Youth literature is a powerful form of inter-generational storytelling, whereby one generation can pass along experiences of traumatic events to younger generations born into considerably different circumstances. In this capacity, youth literature also functions as a conduit of national myth-making and social reproduction, transforming a diverse multiplicity of individual lives into the recognizable types and tropes of desirable historical narratives. In her ambitious and insightful dissertation on the seventy-year role of youth literature in shaping postwar Chinese understanding of the Second Sino-Japanese War (1937-1945), Minjie Chen interrogates the nation’s authorization of who gets to tell the war story in two ways.
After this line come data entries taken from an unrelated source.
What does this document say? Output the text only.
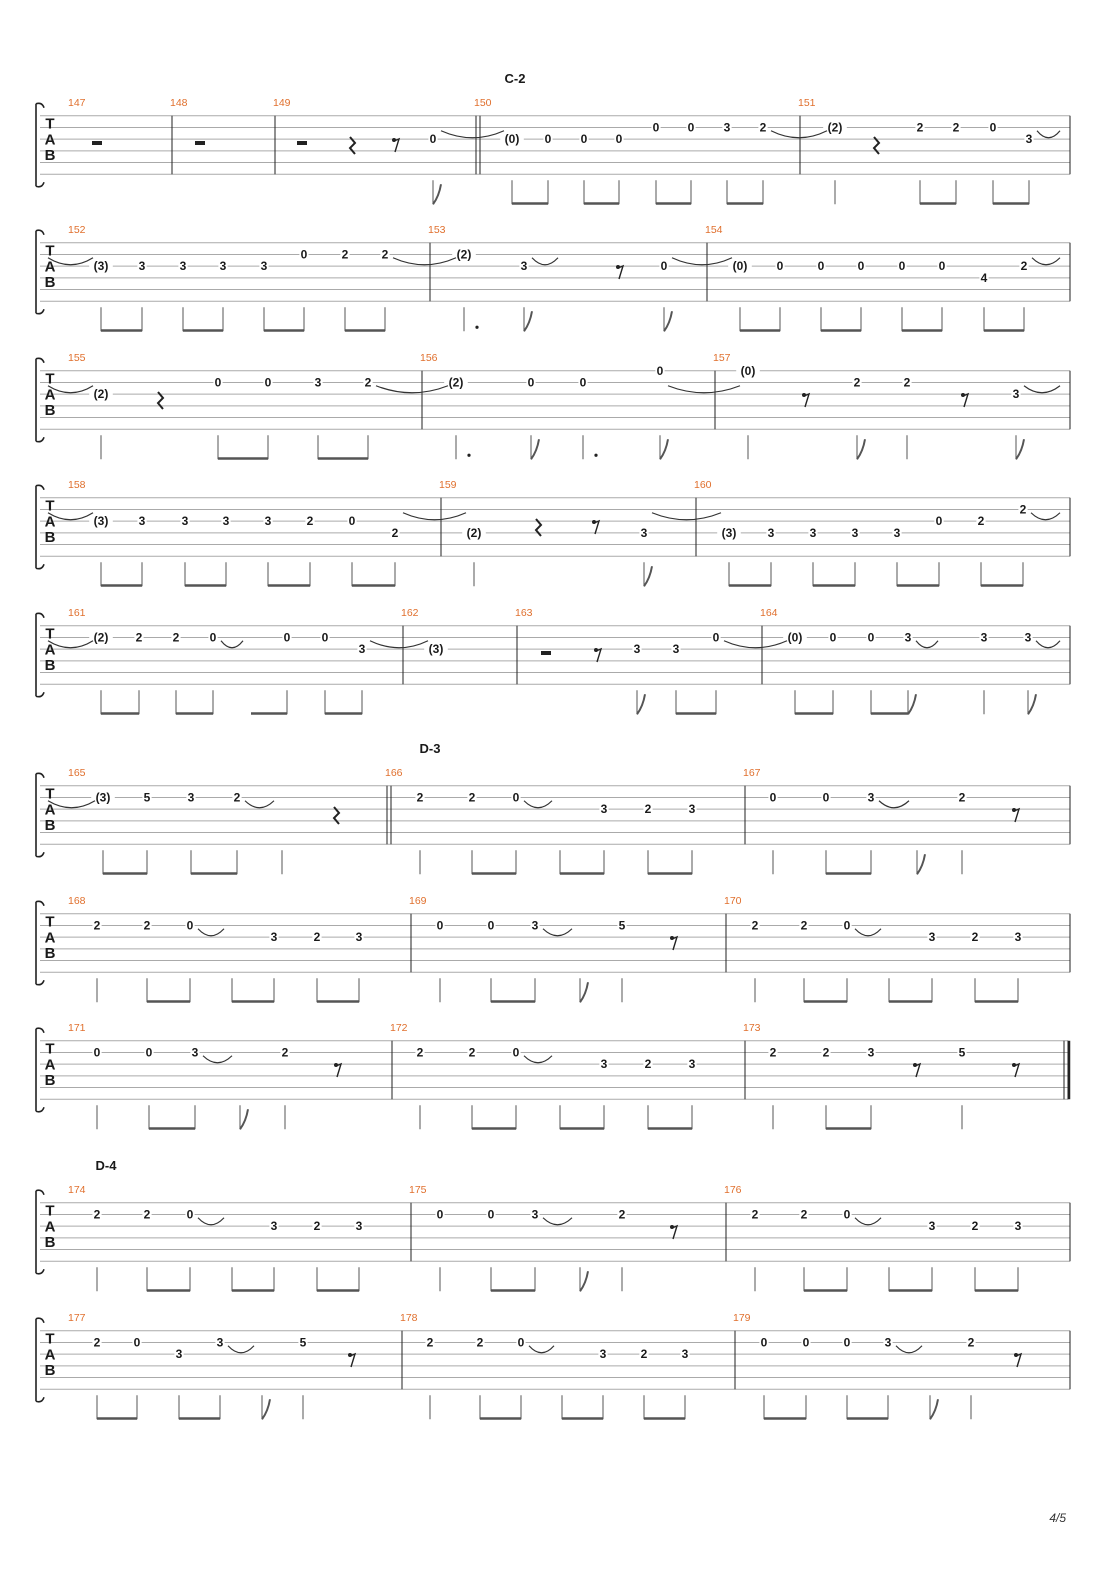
T
A
B
C-2
147	148	149
0
150
(0) 0 0 0
0 0 3 2
151
(2)	2 2	0
3
T
A
B
152
(3)	3	3	3	3
0	2	2
153
(2)
3	0
154
(0) 0	0	0	0	0
4
2
T
A
B
155
(2)
0	0	3	2
156
(2)	0	0
0
157
(0)
2	2
3
T
A
B
158
(3)	3	3	3	3	2	0
2
159
(2)	3
160
(3)	3	3	3	3
0	2
2
T
A
B
161
(2) 2	2	0	0	0
3
162
(3)
163
3	3
0
164
(0) 0	0	3	3	3
T
A
B
D-3
165
(3)	5	3	2
166
2	2	0
3	2	3
167
0	0	3	2
T
A
B
168
2	2	0
3	2	3
169
0	0	3	5
170
2	2	0
3	2	3
T
A
B
171
0	0	3	2
172
2	2	0
3	2	3
173
2	2	3	5
T
A
B
D-4
174
2	2	0
3	2	3
175
0	0	3	2
176
2	2	0
3	2	3
T
A
B
177
2	0
3
3	5
178
2	2	0
3	2	3
179
0	0	0	3	2
4/5
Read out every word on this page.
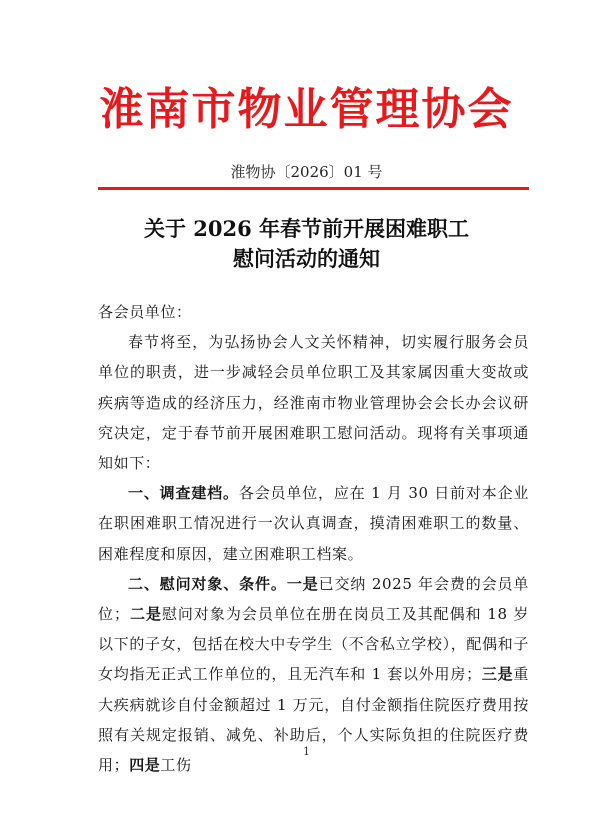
淮南市物业管理协会
淮物协〔2026〕01 号
关于 2026 年春节前开展困难职工
慰问活动的通知

各会员单位：

春节将至，为弘扬协会人文关怀精神，切实履行服务会员单位的职责，进一步减轻会员单位职工及其家属因重大变故或疾病等造成的经济压力，经淮南市物业管理协会会长办会议研究决定，定于春节前开展困难职工慰问活动。现将有关事项通知如下：

一、调查建档。各会员单位，应在 1 月 30 日前对本企业在职困难职工情况进行一次认真调查，摸清困难职工的数量、困难程度和原因，建立困难职工档案。

二、慰问对象、条件。一是已交纳 2025 年会费的会员单位；二是慰问对象为会员单位在册在岗员工及其配偶和 18 岁以下的子女，包括在校大中专学生（不含私立学校），配偶和子女均指无正式工作单位的，且无汽车和 1 套以外用房；三是重大疾病就诊自付金额超过 1 万元，自付金额指住院医疗费用按照有关规定报销、减免、补助后，个人实际负担的住院医疗费用；四是工伤

1
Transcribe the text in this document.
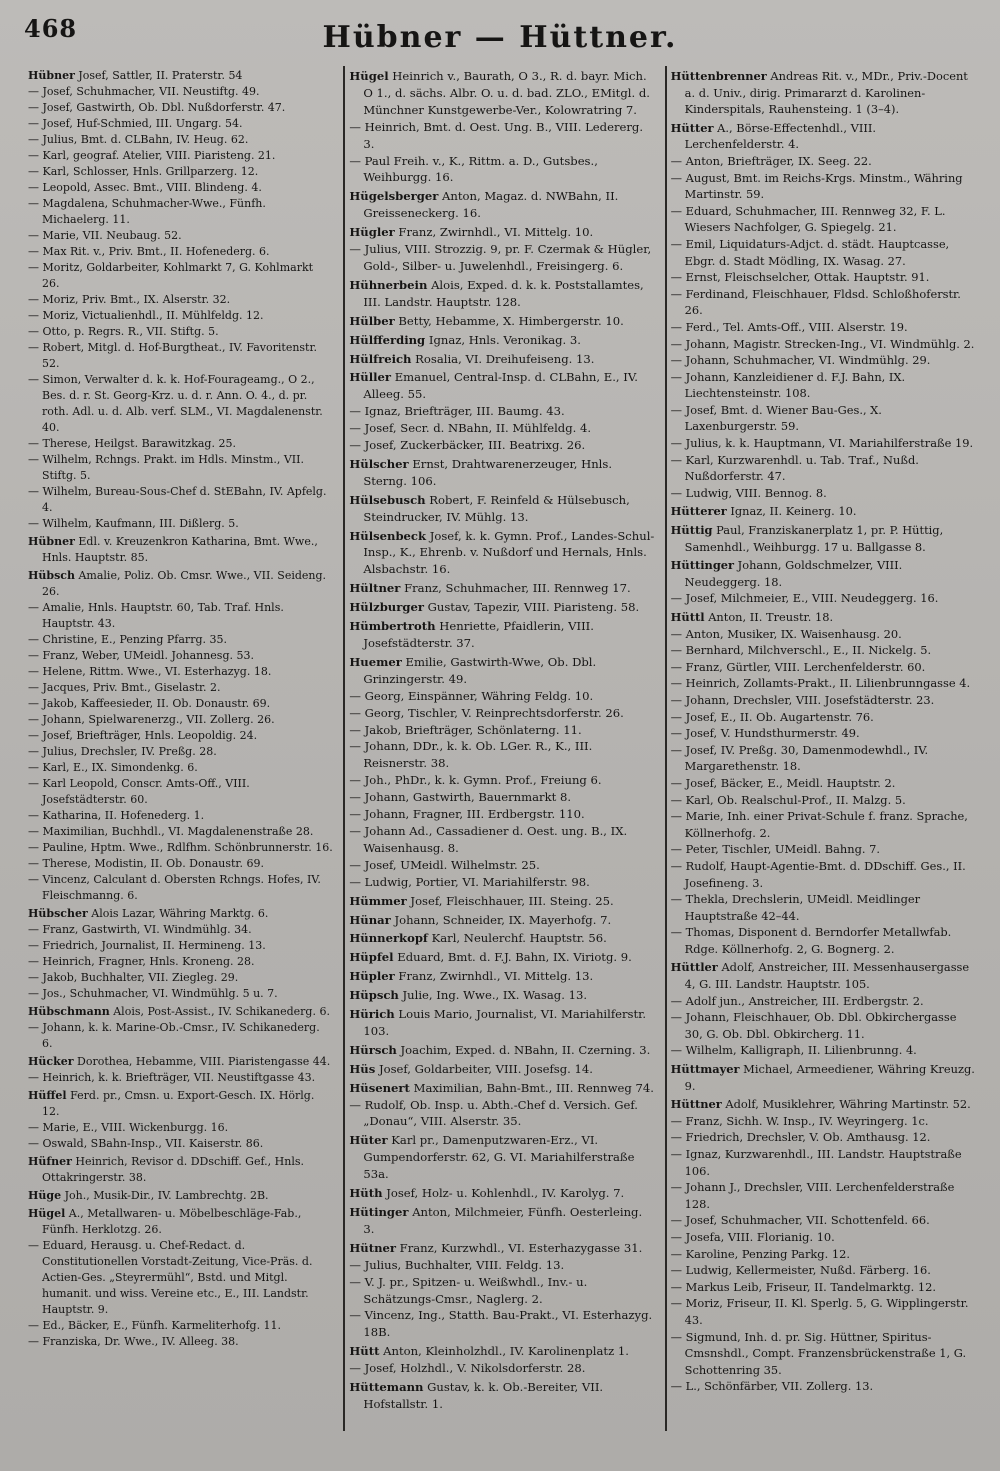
468	Hübner — Hüttner.

Hübner Josef, Sattler, II. Praterstr. 54

— Josef, Schuhmacher, VII. Neustiftg. 49.

— Josef, Gastwirth, Ob. Dbl. Nußdorferstr. 47.

— Josef, Huf-Schmied, III. Ungarg. 54.

— Julius, Bmt. d. CLBahn, IV. Heug. 62.

— Karl, geograf. Atelier, VIII. Piaristeng. 21.

— Karl, Schlosser, Hnls. Grillparzerg. 12.

— Leopold, Assec. Bmt., VIII. Blindeng. 4.

— Magdalena, Schuhmacher-Wwe., Fünfh. Michaelerg. 11.

— Marie, VII. Neubaug. 52.

— Max Rit. v., Priv. Bmt., II. Hofenederg. 6.

— Moritz, Goldarbeiter, Kohlmarkt 7, G. Kohlmarkt 26.

— Moriz, Priv. Bmt., IX. Alserstr. 32.

— Moriz, Victualienhdl., II. Mühlfeldg. 12.

— Otto, p. Regrs. R., VII. Stiftg. 5.

— Robert, Mitgl. d. Hof-Burgtheat., IV. Favoritenstr. 52.

— Simon, Verwalter d. k. k. Hof-Fourageamg., O 2., Bes. d. r. St. Georg-Krz. u. d. r. Ann. O. 4., d. pr. roth. Adl. u. d. Alb. verf. SLM., VI. Magdalenenstr. 40.

— Therese, Heilgst. Barawitzkag. 25.

— Wilhelm, Rchngs. Prakt. im Hdls. Minstm., VII. Stiftg. 5.

— Wilhelm, Bureau-Sous-Chef d. StEBahn, IV. Apfelg. 4.

— Wilhelm, Kaufmann, III. Dißlerg. 5.

Hübner Edl. v. Kreuzenkron Katharina, Bmt. Wwe., Hnls. Hauptstr. 85.

Hübsch Amalie, Poliz. Ob. Cmsr. Wwe., VII. Seideng. 26.

— Amalie, Hnls. Hauptstr. 60, Tab. Traf. Hnls. Hauptstr. 43.

— Christine, E., Penzing Pfarrg. 35.

— Franz, Weber, UMeidl. Johannesg. 53.

— Helene, Rittm. Wwe., VI. Esterhazyg. 18.

— Jacques, Priv. Bmt., Giselastr. 2.

— Jakob, Kaffeesieder, II. Ob. Donaustr. 69.

— Johann, Spielwarenerzg., VII. Zollerg. 26.

— Josef, Briefträger, Hnls. Leopoldig. 24.

— Julius, Drechsler, IV. Preßg. 28.

— Karl, E., IX. Simondenkg. 6.

— Karl Leopold, Conscr. Amts-Off., VIII. Josefstädterstr. 60.

— Katharina, II. Hofenederg. 1.

— Maximilian, Buchhdl., VI. Magdalenenstraße 28.

— Pauline, Hptm. Wwe., Rdlfhm. Schönbrunnerstr. 16.

— Therese, Modistin, II. Ob. Donaustr. 69.

— Vincenz, Calculant d. Obersten Rchngs. Hofes, IV. Fleischmanng. 6.

Hübscher Alois Lazar, Währing Marktg. 6.

— Franz, Gastwirth, VI. Windmühlg. 34.

— Friedrich, Journalist, II. Hermineng. 13.

— Heinrich, Fragner, Hnls. Kroneng. 28.

— Jakob, Buchhalter, VII. Ziegleg. 29.

— Jos., Schuhmacher, VI. Windmühlg. 5 u. 7.

Hübschmann Alois, Post-Assist., IV. Schikanederg. 6.

— Johann, k. k. Marine-Ob.-Cmsr., IV. Schikanederg. 6.

Hücker Dorothea, Hebamme, VIII. Piaristengasse 44.

— Heinrich, k. k. Briefträger, VII. Neustiftgasse 43.

Hüffel Ferd. pr., Cmsn. u. Export-Gesch. IX. Hörlg. 12.

— Marie, E., VIII. Wickenburgg. 16.

— Oswald, SBahn-Insp., VII. Kaiserstr. 86.

Hüfner Heinrich, Revisor d. DDschiff. Gef., Hnls. Ottakringerstr. 38.

Hüge Joh., Musik-Dir., IV. Lambrechtg. 2B.

Hügel A., Metallwaren- u. Möbelbeschläge-Fab., Fünfh. Herklotzg. 26.

— Eduard, Herausg. u. Chef-Redact. d. Constitutionellen Vorstadt-Zeitung, Vice-Präs. d. Actien-Ges. „Steyrermühl“, Bstd. und Mitgl. humanit. und wiss. Vereine etc., E., III. Landstr. Hauptstr. 9.

— Ed., Bäcker, E., Fünfh. Karmeliterhofg. 11.

— Franziska, Dr. Wwe., IV. Alleeg. 38.

Hügel Heinrich v., Baurath, O 3., R. d. bayr. Mich. O 1., d. sächs. Albr. O. u. d. bad. ZLO., EMitgl. d. Münchner Kunstgewerbe-Ver., Kolowratring 7.

— Heinrich, Bmt. d. Oest. Ung. B., VIII. Ledererg. 3.

— Paul Freih. v., K., Rittm. a. D., Gutsbes., Weihburgg. 16.

Hügelsberger Anton, Magaz. d. NWBahn, II. Greisseneckerg. 16.

Hügler Franz, Zwirnhdl., VI. Mittelg. 10.

— Julius, VIII. Strozzig. 9, pr. F. Czermak & Hügler, Gold-, Silber- u. Juwelenhdl., Freisingerg. 6.

Hühnerbein Alois, Exped. d. k. k. Poststallamtes, III. Landstr. Hauptstr. 128.

Hülber Betty, Hebamme, X. Himbergerstr. 10.

Hülfferding Ignaz, Hnls. Veronikag. 3.

Hülfreich Rosalia, VI. Dreihufeiseng. 13.

Hüller Emanuel, Central-Insp. d. CLBahn, E., IV. Alleeg. 55.

— Ignaz, Briefträger, III. Baumg. 43.

— Josef, Secr. d. NBahn, II. Mühlfeldg. 4.

— Josef, Zuckerbäcker, III. Beatrixg. 26.

Hülscher Ernst, Drahtwarenerzeuger, Hnls. Sterng. 106.

Hülsebusch Robert, F. Reinfeld & Hülsebusch, Steindrucker, IV. Mühlg. 13.

Hülsenbeck Josef, k. k. Gymn. Prof., Landes-Schul-Insp., K., Ehrenb. v. Nußdorf und Hernals, Hnls. Alsbachstr. 16.

Hültner Franz, Schuhmacher, III. Rennweg 17.

Hülzburger Gustav, Tapezir, VIII. Piaristeng. 58.

Hümbertroth Henriette, Pfaidlerin, VIII. Josefstädterstr. 37.

Huemer Emilie, Gastwirth-Wwe, Ob. Dbl. Grinzingerstr. 49.

— Georg, Einspänner, Währing Feldg. 10.

— Georg, Tischler, V. Reinprechtsdorferstr. 26.

— Jakob, Briefträger, Schönlaterng. 11.

— Johann, DDr., k. k. Ob. LGer. R., K., III. Reisnerstr. 38.

— Joh., PhDr., k. k. Gymn. Prof., Freiung 6.

— Johann, Gastwirth, Bauernmarkt 8.

— Johann, Fragner, III. Erdbergstr. 110.

— Johann Ad., Cassadiener d. Oest. ung. B., IX. Waisenhausg. 8.

— Josef, UMeidl. Wilhelmstr. 25.

— Ludwig, Portier, VI. Mariahilferstr. 98.

Hümmer Josef, Fleischhauer, III. Steing. 25.

Hünar Johann, Schneider, IX. Mayerhofg. 7.

Hünnerkopf Karl, Neulerchf. Hauptstr. 56.

Hüpfel Eduard, Bmt. d. F.J. Bahn, IX. Viriotg. 9.

Hüpler Franz, Zwirnhdl., VI. Mittelg. 13.

Hüpsch Julie, Ing. Wwe., IX. Wasag. 13.

Hürich Louis Mario, Journalist, VI. Mariahilferstr. 103.

Hürsch Joachim, Exped. d. NBahn, II. Czerning. 3.

Hüs Josef, Goldarbeiter, VIII. Josefsg. 14.

Hüsenert Maximilian, Bahn-Bmt., III. Rennweg 74.

— Rudolf, Ob. Insp. u. Abth.-Chef d. Versich. Gef. „Donau“, VIII. Alserstr. 35.

Hüter Karl pr., Damenputzwaren-Erz., VI. Gumpendorferstr. 62, G. VI. Mariahilferstraße 53a.

Hüth Josef, Holz- u. Kohlenhdl., IV. Karolyg. 7.

Hütinger Anton, Milchmeier, Fünfh. Oesterleing. 3.

Hütner Franz, Kurzwhdl., VI. Esterhazygasse 31.

— Julius, Buchhalter, VIII. Feldg. 13.

— V. J. pr., Spitzen- u. Weißwhdl., Inv.- u. Schätzungs-Cmsr., Naglerg. 2.

— Vincenz, Ing., Statth. Bau-Prakt., VI. Esterhazyg. 18B.

Hütt Anton, Kleinholzhdl., IV. Karolinenplatz 1.

— Josef, Holzhdl., V. Nikolsdorferstr. 28.

Hüttemann Gustav, k. k. Ob.-Bereiter, VII. Hofstallstr. 1.

Hüttenbrenner Andreas Rit. v., MDr., Priv.-Docent a. d. Univ., dirig. Primararzt d. Karolinen-Kinderspitals, Rauhensteing. 1 (3–4).

Hütter A., Börse-Effectenhdl., VIII. Lerchenfelderstr. 4.

— Anton, Briefträger, IX. Seeg. 22.

— August, Bmt. im Reichs-Krgs. Minstm., Währing Martinstr. 59.

— Eduard, Schuhmacher, III. Rennweg 32, F. L. Wiesers Nachfolger, G. Spiegelg. 21.

— Emil, Liquidaturs-Adjct. d. städt. Hauptcasse, Ebgr. d. Stadt Mödling, IX. Wasag. 27.

— Ernst, Fleischselcher, Ottak. Hauptstr. 91.

— Ferdinand, Fleischhauer, Fldsd. Schloßhoferstr. 26.

— Ferd., Tel. Amts-Off., VIII. Alserstr. 19.

— Johann, Magistr. Strecken-Ing., VI. Windmühlg. 2.

— Johann, Schuhmacher, VI. Windmühlg. 29.

— Johann, Kanzleidiener d. F.J. Bahn, IX. Liechtensteinstr. 108.

— Josef, Bmt. d. Wiener Bau-Ges., X. Laxenburgerstr. 59.

— Julius, k. k. Hauptmann, VI. Mariahilferstraße 19.

— Karl, Kurzwarenhdl. u. Tab. Traf., Nußd. Nußdorferstr. 47.

— Ludwig, VIII. Bennog. 8.

Hütterer Ignaz, II. Keinerg. 10.

Hüttig Paul, Franziskanerplatz 1, pr. P. Hüttig, Samenhdl., Weihburgg. 17 u. Ballgasse 8.

Hüttinger Johann, Goldschmelzer, VIII. Neudeggerg. 18.

— Josef, Milchmeier, E., VIII. Neudeggerg. 16.

Hüttl Anton, II. Treustr. 18.

— Anton, Musiker, IX. Waisenhausg. 20.

— Bernhard, Milchverschl., E., II. Nickelg. 5.

— Franz, Gürtler, VIII. Lerchenfelderstr. 60.

— Heinrich, Zollamts-Prakt., II. Lilienbrunngasse 4.

— Johann, Drechsler, VIII. Josefstädterstr. 23.

— Josef, E., II. Ob. Augartenstr. 76.

— Josef, V. Hundsthurmerstr. 49.

— Josef, IV. Preßg. 30, Damenmodewhdl., IV. Margarethenstr. 18.

— Josef, Bäcker, E., Meidl. Hauptstr. 2.

— Karl, Ob. Realschul-Prof., II. Malzg. 5.

— Marie, Inh. einer Privat-Schule f. franz. Sprache, Köllnerhofg. 2.

— Peter, Tischler, UMeidl. Bahng. 7.

— Rudolf, Haupt-Agentie-Bmt. d. DDschiff. Ges., II. Josefineng. 3.

— Thekla, Drechslerin, UMeidl. Meidlinger Hauptstraße 42–44.

— Thomas, Disponent d. Berndorfer Metallwfab. Rdge. Köllnerhofg. 2, G. Bognerg. 2.

Hüttler Adolf, Anstreicher, III. Messenhausergasse 4, G. III. Landstr. Hauptstr. 105.

— Adolf jun., Anstreicher, III. Erdbergstr. 2.

— Johann, Fleischhauer, Ob. Dbl. Obkirchergasse 30, G. Ob. Dbl. Obkircherg. 11.

— Wilhelm, Kalligraph, II. Lilienbrunng. 4.

Hüttmayer Michael, Armeediener, Währing Kreuzg. 9.

Hüttner Adolf, Musiklehrer, Währing Martinstr. 52.

— Franz, Sichh. W. Insp., IV. Weyringerg. 1c.

— Friedrich, Drechsler, V. Ob. Amthausg. 12.

— Ignaz, Kurzwarenhdl., III. Landstr. Hauptstraße 106.

— Johann J., Drechsler, VIII. Lerchenfelderstraße 128.

— Josef, Schuhmacher, VII. Schottenfeld. 66.

— Josefa, VIII. Florianig. 10.

— Karoline, Penzing Parkg. 12.

— Ludwig, Kellermeister, Nußd. Färberg. 16.

— Markus Leib, Friseur, II. Tandelmarktg. 12.

— Moriz, Friseur, II. Kl. Sperlg. 5, G. Wipplingerstr. 43.

— Sigmund, Inh. d. pr. Sig. Hüttner, Spiritus-Cmsnshdl., Compt. Franzensbrückenstraße 1, G. Schottenring 35.

— L., Schönfärber, VII. Zollerg. 13.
First, as indicated in the subtitle of the dissertation, Chen uses a comparative framework to analyze the different ways youth literature in China and the United States has (or has not) offered ethnic Chinese youth a narrative connection to Chinese experiences of World War II. Second, Chen provocatively challenges the hegemony of male, conflict-centered youth literature in China by producing an oral history of the wartime experiences of women in Yunhe 云和, Zhejiang, demonstrating how a different trajectory for youth literature in China may have looked through the authorship of marginalized and excluded voices. The dissertation utilizes a variety of methodologies to show how youth literature (including lianhuanhua 连环画, or “popular pictorial reading material”) has over the course of seventy years contributed to both historical memories and amnesia surrounding the Second Sino-Japanese War that retain political, economic, and social significance today.